For us, that is a major part of solving the second half of AI book indexing. Once the system knows what to index, indexing it correctly should be grounded in verification, evidence, and production-safe delivery.
So where does human review belong?
This is where Checkpoints come in.
We think the most useful place for human intervention is between the two stages: after candidate term generation, but before full extraction begins.
At that stage, the candidate pool already exists. The system has already done the discovery work. It has proposed the headings that it believes belong in the index.
The expensive extraction stage has not yet run across the entire reviewed list.
That gives the reviewer a high-leverage moment to improve the index before the rest of the pipeline commits to a final set of entries.
The reviewer can:
- remove weak or unnecessary headings
- add missing terms
- adjust phrasing
- narrow or broaden the scope of the draft
- improve the quality of the downstream extraction stage
This is very different from cleaning up a finished AI output after the fact.
With Checkpoints, the reviewer intervenes while editorial judgment still has the greatest effect on the final index. The system proposes a candidate structure, the human can refine that structure, and the downstream pipeline then performs the extraction, verification, and delivery work against the approved list.
A better workflow for an AI book indexing tool
We think this creates a better workflow for automated book indexing.
A weak automated book indexing workflow forces the human to repair a bloated final draft after the most important decisions have already been made.
A stronger AI book indexing tool lets the human intervene earlier, while the entry list is still editable and before locator extraction has begun. This is human-in-the-loop indexing at its best: the reviewer is placed where their judgment has the greatest leverage over the final index.
That is what Checkpoints are designed to do.
Once the reviewed list is approved, the pipeline continues using that revised set of entries. The system then performs the extraction, verification, and delivery work needed to turn that editorially reviewed candidate list into a finished back-of-book index.
This means the human and the system are not doing the same job.
The model proposes what should be indexed.
The reviewer can correct, add, remove, and reshape the candidate list.
The extraction and delivery system then handles the mechanical problem of indexing that material correctly.
AI book indexing should separate judgment from extraction
We think this is a more realistic way to build an AI book indexing tool.

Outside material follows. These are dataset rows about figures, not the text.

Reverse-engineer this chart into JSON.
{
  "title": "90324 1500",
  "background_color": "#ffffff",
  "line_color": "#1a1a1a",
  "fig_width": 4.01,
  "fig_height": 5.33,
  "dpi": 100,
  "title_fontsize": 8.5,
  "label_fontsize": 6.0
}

The editorial problem and the extraction problem are different enough that they should be handled as different stages in the workflow.
The first stage is about significance, omission, phrasing, and selection.
The second stage is about locators, verification, and reliable output.
A strong automatic book indexing system should be able to do both.
That is the direction we have been building toward across the platform: better editorial judgment through IndexLM-1.0, stronger locator verification through structured extraction, production-safe delivery through embedded DOCX support, and cleaner manual oversight through features like Quick Check and Checkpoints.
A good AI book indexing tool must know what to index.
Then it must index it correctly.
Checkpoints sit directly between those two problems, and we think they make the entire automated book indexing workflow stronger.